Por Vanessa Scuro
O art. 1.829 do Código Civil de 2002 dispõe que “a sucessão legítima defere-se na ordem seguinte: I- aos descendentes, em concorrência com o cônjuge sobrevivente, salvo se casado este com o falecido no regime da comunhão universal, ou no da separação obrigatória de bens (art. 1.640, parágrafo único); ou se, no regime da comunhão parcial, o autor da herança não houver deixado bens particulares; II- aos ascendentes, em concorrência com o cônjuge; III- ao cônjuge sobrevivente; IV- aos colaterais”.
Vê-se, assim, que, quando em concorrência com os descendentes, o cônjuge nada herdará apenas se o regime de bens vigente no casamento for o da comunhão universal de bens [em que o cônjuge já tem a metade (meação) dos bens] e no regime da separação obrigatória de bens (aquele obrigatório nas hipóteses enumeradas pelo Código Civil, dentre elas o casamento de maiores de 70 anos).
E se a concorrência se der apenas com os ascendentes, o cônjuge participa da herança do pré-morto, qualquer que seja o regime de bens, concorrendo com os pais do falecido por cabeça.
Mas, se o falecido não deixar nem descendentes, nem ascendentes, a herança legítima caberá integralmente ao cônjuge, independentemente do regime de bens que vigia no casamento. É o que dispõe o art. 1.838 do Código Civil), senão vejamos:
“Art. 1.838. Em falta de descendentes e ascendentes, será deferida a sucessão por inteiro ao cônjuge sobrevivente.”
Nesse sentido, o ex-ministro do STF Cezar Peluso explica que “o cônjuge sobrevivente, figurando em terceiro lugar na ordem preferencial da vocação hereditária, recebe a integralidade da herança se não houver descendentes e ascendentes.
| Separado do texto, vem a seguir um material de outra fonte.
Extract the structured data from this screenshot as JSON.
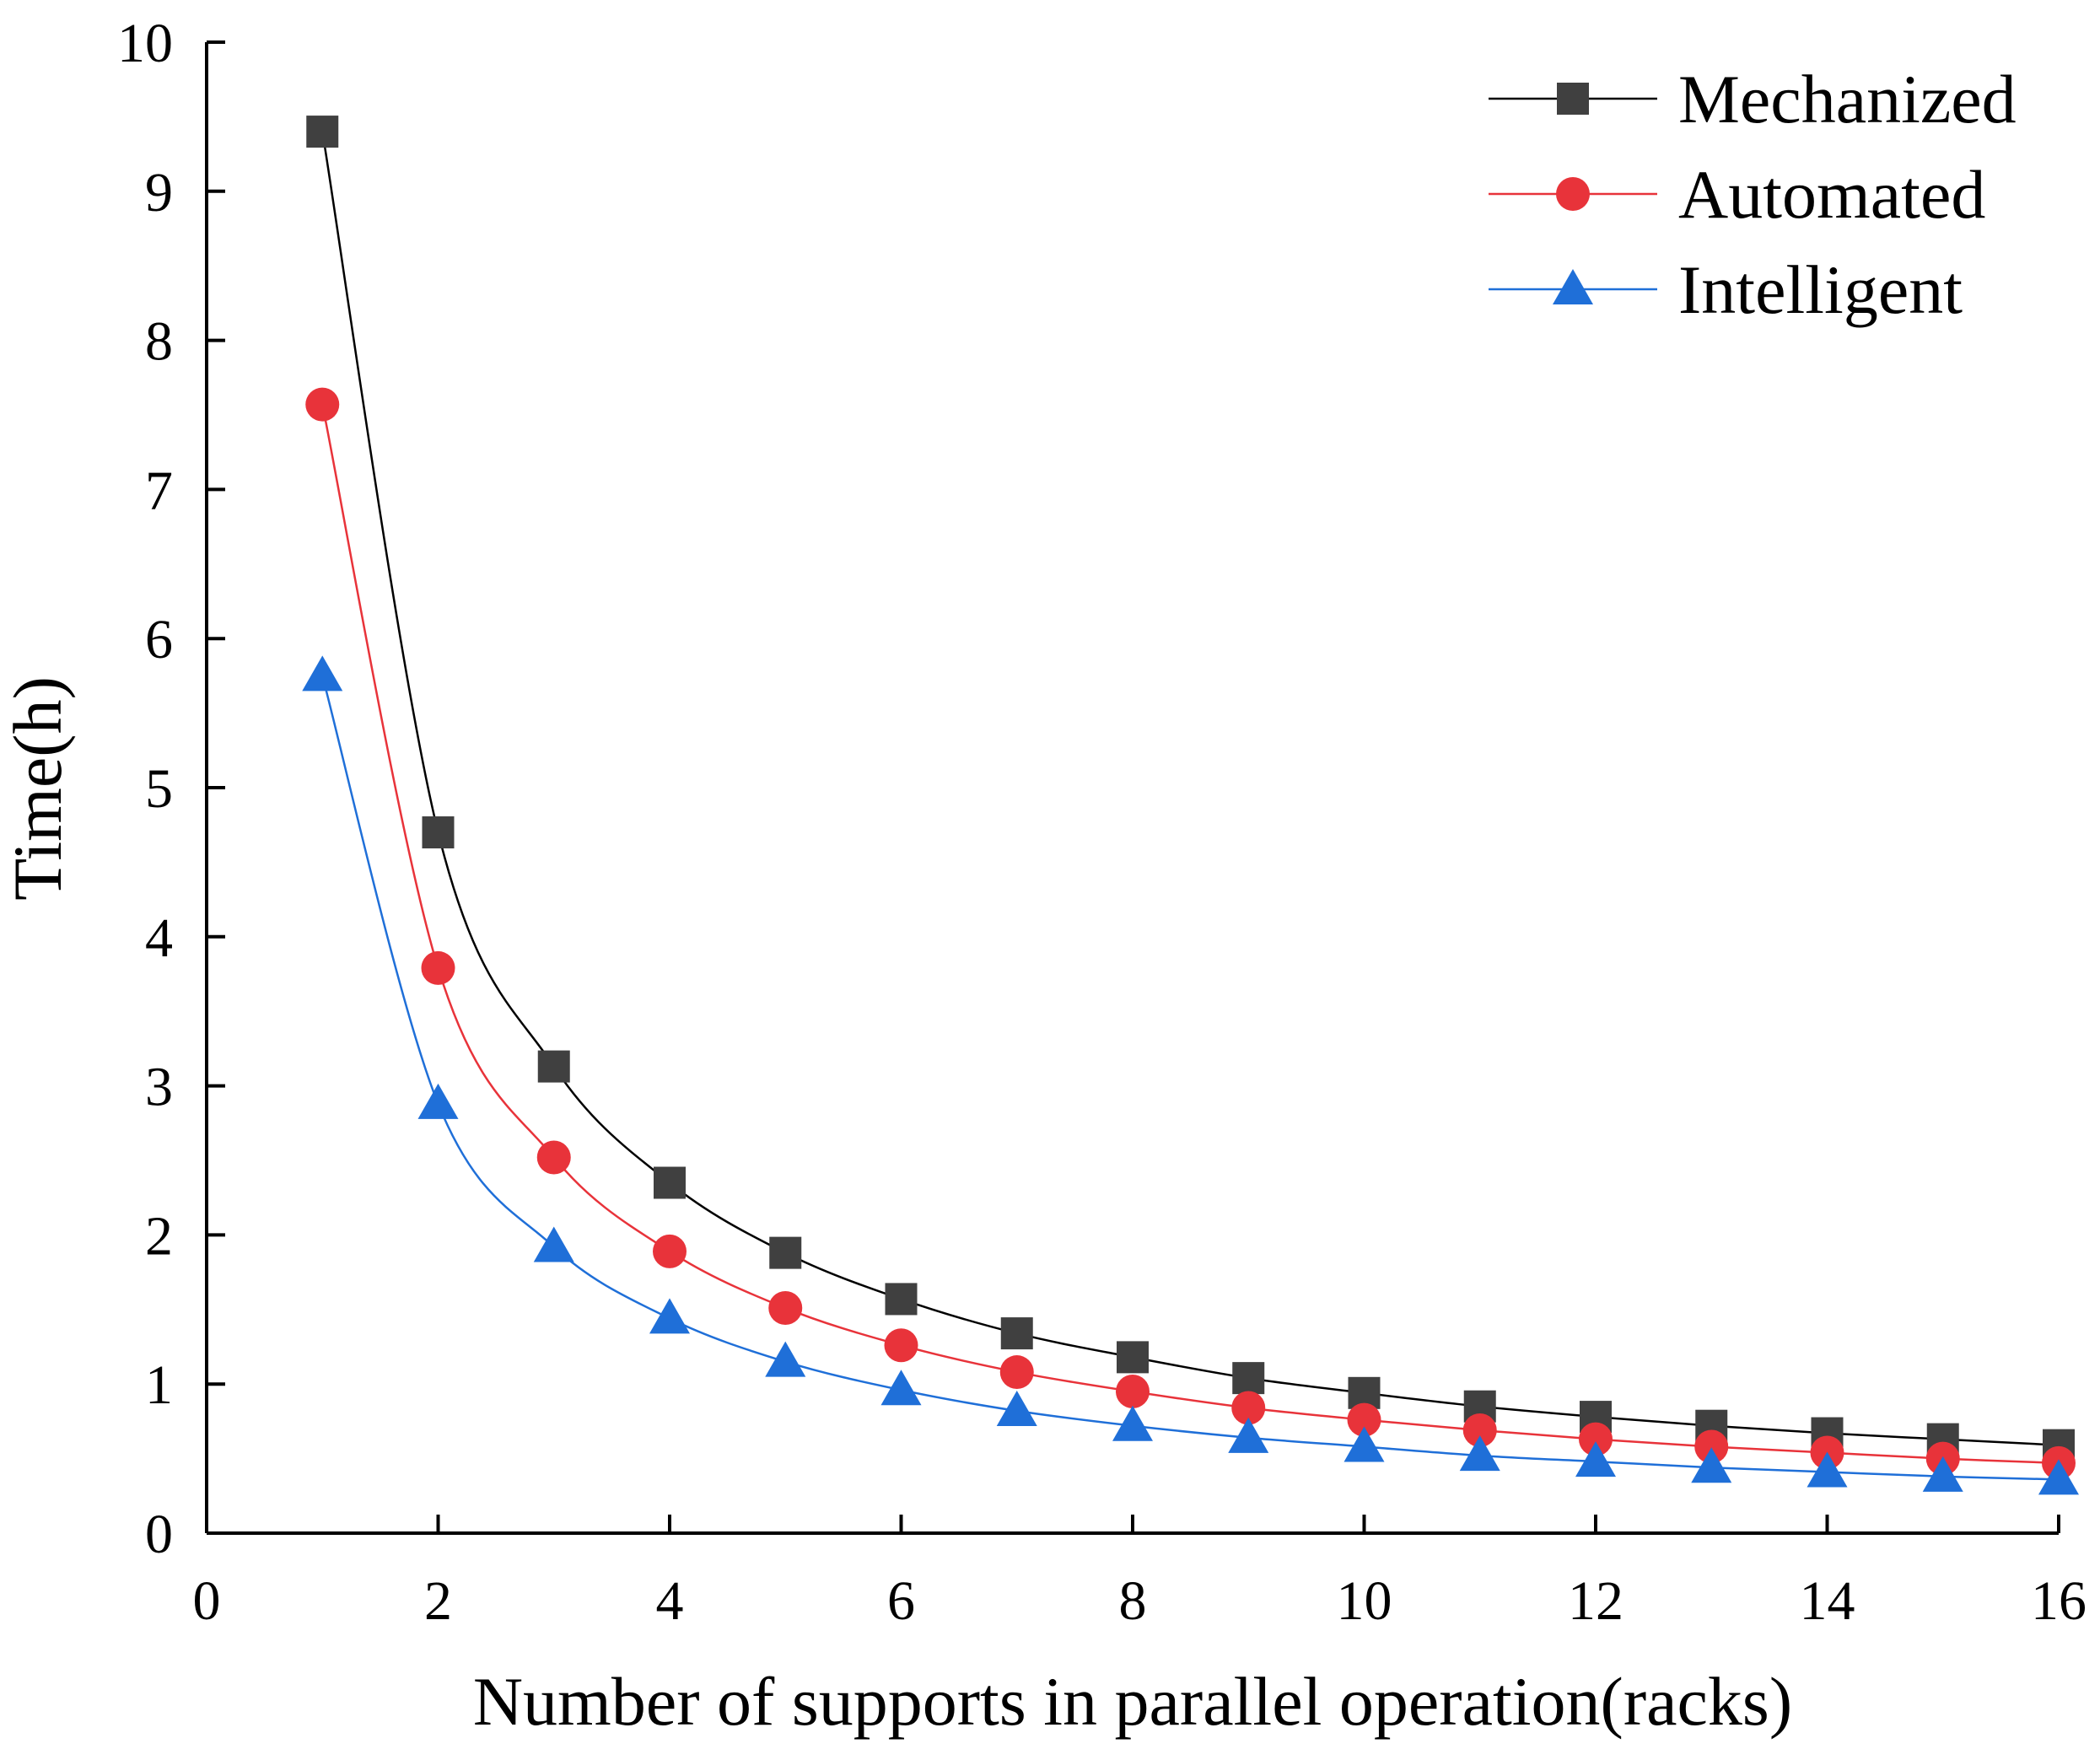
{
  "chart_data": {
    "type": "line",
    "title": "",
    "xlabel": "Number of supports in parallel operation(racks)",
    "ylabel": "Time(h)",
    "xlim": [
      0,
      16
    ],
    "ylim": [
      0,
      10
    ],
    "xticks": [
      0,
      2,
      4,
      6,
      8,
      10,
      12,
      14,
      16
    ],
    "yticks": [
      0,
      1,
      2,
      3,
      4,
      5,
      6,
      7,
      8,
      9,
      10
    ],
    "x_tick_labels": [
      "0",
      "2",
      "4",
      "6",
      "8",
      "10",
      "12",
      "14",
      "16"
    ],
    "y_tick_labels": [
      "0",
      "1",
      "2",
      "3",
      "4",
      "5",
      "6",
      "7",
      "8",
      "9",
      "10"
    ],
    "grid": false,
    "legend_position": "top-right",
    "x": [
      1,
      2,
      3,
      4,
      5,
      6,
      7,
      8,
      9,
      10,
      11,
      12,
      13,
      14,
      15,
      16
    ],
    "series": [
      {
        "name": "Mechanized",
        "marker": "square",
        "color": "#404040",
        "line_color": "#000000",
        "values": [
          9.4,
          4.7,
          3.13,
          2.35,
          1.88,
          1.57,
          1.34,
          1.18,
          1.04,
          0.94,
          0.85,
          0.78,
          0.72,
          0.67,
          0.63,
          0.59
        ]
      },
      {
        "name": "Automated",
        "marker": "circle",
        "color": "#e8333a",
        "line_color": "#e8333a",
        "values": [
          7.57,
          3.79,
          2.52,
          1.89,
          1.51,
          1.26,
          1.08,
          0.95,
          0.84,
          0.76,
          0.69,
          0.63,
          0.58,
          0.54,
          0.5,
          0.47
        ]
      },
      {
        "name": "Intelligent",
        "marker": "triangle",
        "color": "#1f6fd8",
        "line_color": "#1f6fd8",
        "values": [
          5.75,
          2.88,
          1.92,
          1.44,
          1.15,
          0.96,
          0.82,
          0.72,
          0.64,
          0.58,
          0.52,
          0.48,
          0.44,
          0.41,
          0.38,
          0.36
        ]
      }
    ]
  }
}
Não importa qual seja o regime de bens. Ainda que casado, por exemplo, pela separação total de bens, convencional ou legal, recebe toda a herança”[1].
Assim, os colaterais (irmãos e na falta deles os sobrinhos, por direito de representação) só herdarão se o falecido não deixar descendentes, nem ascendentes e nem cônjuge.
E pior: diferentemente dos descendentes, dos ascendentes e dos cônjuges[2], como os colaterais não constam do rol dos herdeiros necessários estabelecido pelo art. 1.845[3] do Código Civil, eles podem ser afastados da herança por via testamentária, pois o art. 1.846[4] combinado com o art. 1.789[5] do Código Civil, estabelece que apenas se houver herdeiros necessários é que a herança legítima deve ser respeitada.
Ou seja, se uma pessoa não tiver filhos, pais ou cônjuge ela não é obrigada a deixar herança aos irmãos, podendo, por testamento dispor da integralidade de seus bens em favor de terceiros. Os colaterais estão, assim, no final da fila da herança e ainda sujeitos a nem conseguir entrar nela.
Vanessa Scuro é advogada especialista em Direito de Família e das Sucessões, pós-graduada em Direito Notarial e Registrário Imobiliário, e sócia do Dias Carneiro Advogados, em São Paulo.
[1] Código Civil Comentado: Doutrina e Jurisprudência, 9ª Ed. São Paulo: Editora Manole, 2015. Pág. 2.119.
[2] Há controvérsia se os companheiros são herdeiros necessários, ainda que esteja equiparada a ordem sucessória a dos cônjuges.
[3] “Art. 1.845. São herdeiros necessários os descendentes, os ascendentes e o cônjuge.”
[4] “Art. 1.846. Pertence aos herdeiros necessários, de pleno direito, a metade dos bens da herança, constituindo a legítima.”
[5] “Art. 1789. Havendo herdeiros necessários, o testador só poderá dispor da metade da herança.”